This long essay has been called "the best profile ever written."

the essay: http://www.esquire.com/features/ESQ1...T_SINATRA_rev_

interview with Talese's annotations: http://www.niemanstoryboard.org/2013...ra-has-a-cold/

"FRANK SINATRA, holding a glass of bourbon in one hand and a cigarette in the other, stood in a dark corner of the bar between two attractive but fading blondes who sat waiting for him to say something."

*the whole story is in the opening sentence. he's the center of attention, he, like the blondes, is "fading," we all wait for him to say something but he never speaks, he refuses to be interviewed.

Talese spoke to "at least a hundred" people to write the piece

a favorite sentence: "Undoubtedly the words from this song, and others like it, had put millions in the mood, it was music to make love by, and doubtless much love had been made by it all over America at night in cars, while the batteries burned down, in cottages by the lake, on beaches during balmy summer evenings, in secluded parks and exclusive penthouses and furnished rooms, in cabin cruisers and cabs and cabanas — in all places where Sinatra’s songs could be heard were these words that warmed women, wooed and won them, snipped the final thread of inhibition and gratified the male egos of ungrateful lovers; two generations of men had been the beneficiaries of such ballads, for which they were eternally in his debt, for which they may eternally hate him."

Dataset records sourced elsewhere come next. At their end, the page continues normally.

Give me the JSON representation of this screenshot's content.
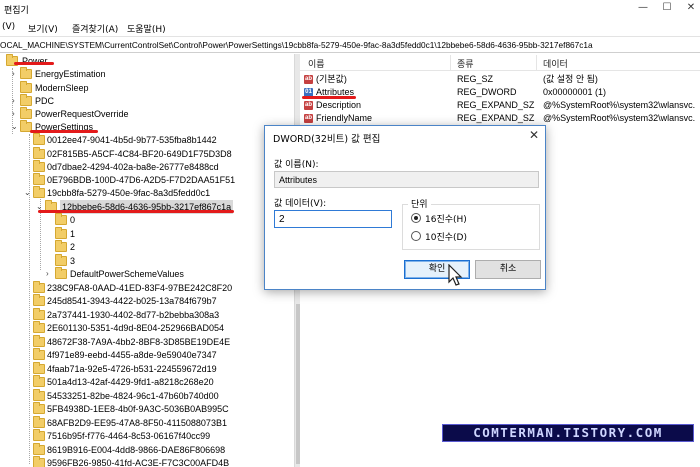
{
  "window": {
    "title": "편집기"
  },
  "menu": [
    "(V)",
    "보기(V)",
    "즐겨찾기(A)",
    "도움말(H)"
  ],
  "address": "OCAL_MACHINE\\SYSTEM\\CurrentControlSet\\Control\\Power\\PowerSettings\\19cbb8fa-5279-450e-9fac-8a3d5fedd0c1\\12bbebe6-58d6-4636-95bb-3217ef867c1a",
  "tree": {
    "top": [
      "Power",
      "EnergyEstimation",
      "ModernSleep",
      "PDC",
      "PowerRequestOverride",
      "PowerSettings"
    ],
    "settings_before": [
      "0012ee47-9041-4b5d-9b77-535fba8b1442",
      "02F815B5-A5CF-4C84-BF20-649D1F75D3D8",
      "0d7dbae2-4294-402a-ba8e-26777e8488cd",
      "0E796BDB-100D-47D6-A2D5-F7D2DAA51F51"
    ],
    "expanded_setting": "19cbb8fa-5279-450e-9fac-8a3d5fedd0c1",
    "selected_key": "12bbebe6-58d6-4636-95bb-3217ef867c1a",
    "subkeys": [
      "0",
      "1",
      "2",
      "3",
      "DefaultPowerSchemeValues"
    ],
    "settings_after": [
      "238C9FA8-0AAD-41ED-83F4-97BE242C8F20",
      "245d8541-3943-4422-b025-13a784f679b7",
      "2a737441-1930-4402-8d77-b2bebba308a3",
      "2E601130-5351-4d9d-8E04-252966BAD054",
      "48672F38-7A9A-4bb2-8BF8-3D85BE19DE4E",
      "4f971e89-eebd-4455-a8de-9e59040e7347",
      "4faab71a-92e5-4726-b531-224559672d19",
      "501a4d13-42af-4429-9fd1-a8218c268e20",
      "54533251-82be-4824-96c1-47b60b740d00",
      "5FB4938D-1EE8-4b0f-9A3C-5036B0AB995C",
      "68AFB2D9-EE95-47A8-8F50-4115088073B1",
      "7516b95f-f776-4464-8c53-06167f40cc99",
      "8619B916-E004-4dd8-9866-DAE86F806698",
      "9596FB26-9850-41fd-AC3E-F7C3C00AFD4B"
    ]
  },
  "list": {
    "headers": [
      "이름",
      "종류",
      "데이터"
    ],
    "rows": [
      {
        "name": "(기본값)",
        "type": "REG_SZ",
        "data": "(값 설정 안 됨)",
        "icon": "string-value-icon"
      },
      {
        "name": "Attributes",
        "type": "REG_DWORD",
        "data": "0x00000001 (1)",
        "icon": "dword-value-icon"
      },
      {
        "name": "Description",
        "type": "REG_EXPAND_SZ",
        "data": "@%SystemRoot%\\system32\\wlansvc.",
        "icon": "string-value-icon"
      },
      {
        "name": "FriendlyName",
        "type": "REG_EXPAND_SZ",
        "data": "@%SystemRoot%\\system32\\wlansvc.",
        "icon": "string-value-icon"
      }
    ]
  },
  "dialog": {
    "title": "DWORD(32비트) 값 편집",
    "close": "✕",
    "name_label": "값 이름(N):",
    "name_value": "Attributes",
    "data_label": "값 데이터(V):",
    "data_value": "2",
    "base_label": "단위",
    "hex_label": "16진수(H)",
    "dec_label": "10진수(D)",
    "selected_base": "hex",
    "ok": "확인",
    "cancel": "취소"
  },
  "watermark": "COMTERMAN.TISTORY.COM",
  "colors": {
    "highlight": "#e31a1a",
    "folder": "#f2cd67",
    "dialog_border": "#4b84c7",
    "watermark_bg": "#0b0b4a"
  }
}
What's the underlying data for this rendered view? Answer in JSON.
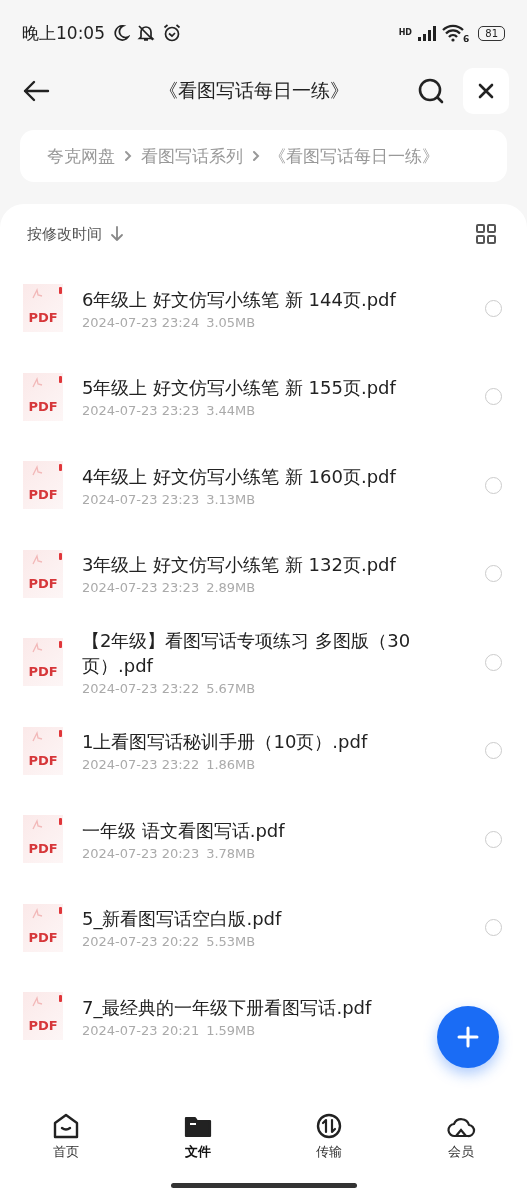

"The two blondes, who seemed to be in their middle thirties, were preened and polished, their matured bodies softly molded within tight dark suits."

<The punctuated alliteration is gorgeous — “preened and polished”; “matured” and “molded”. How much time would you spend on such a sentence?/eg

<Oh, I could spend days. Sometimes these phrases come to you and sometimes they’re terrible. Sometimes you think, “Maybe that’s okay” and you let it in. I throw a lot of stuff away./gt

"He also wore, as everybody seemed to know, a remarkably convincing black hairpiece, one of sixty that he owns, most of them under the care of an inconspicuous little grey-haired lady who, holding his hair in a tiny satchel, follows him around whenever he performs. She earns $400 a week." That last sentence is priceless. Knowing when to include an additional detail.


"The most distinguishing thing about Sinatra’s face are his eyes, clear blue and alert, eyes that within seconds can go cold with anger, or glow with affection, or, as now, reflect a vague detachment that keeps his friends silent and distant."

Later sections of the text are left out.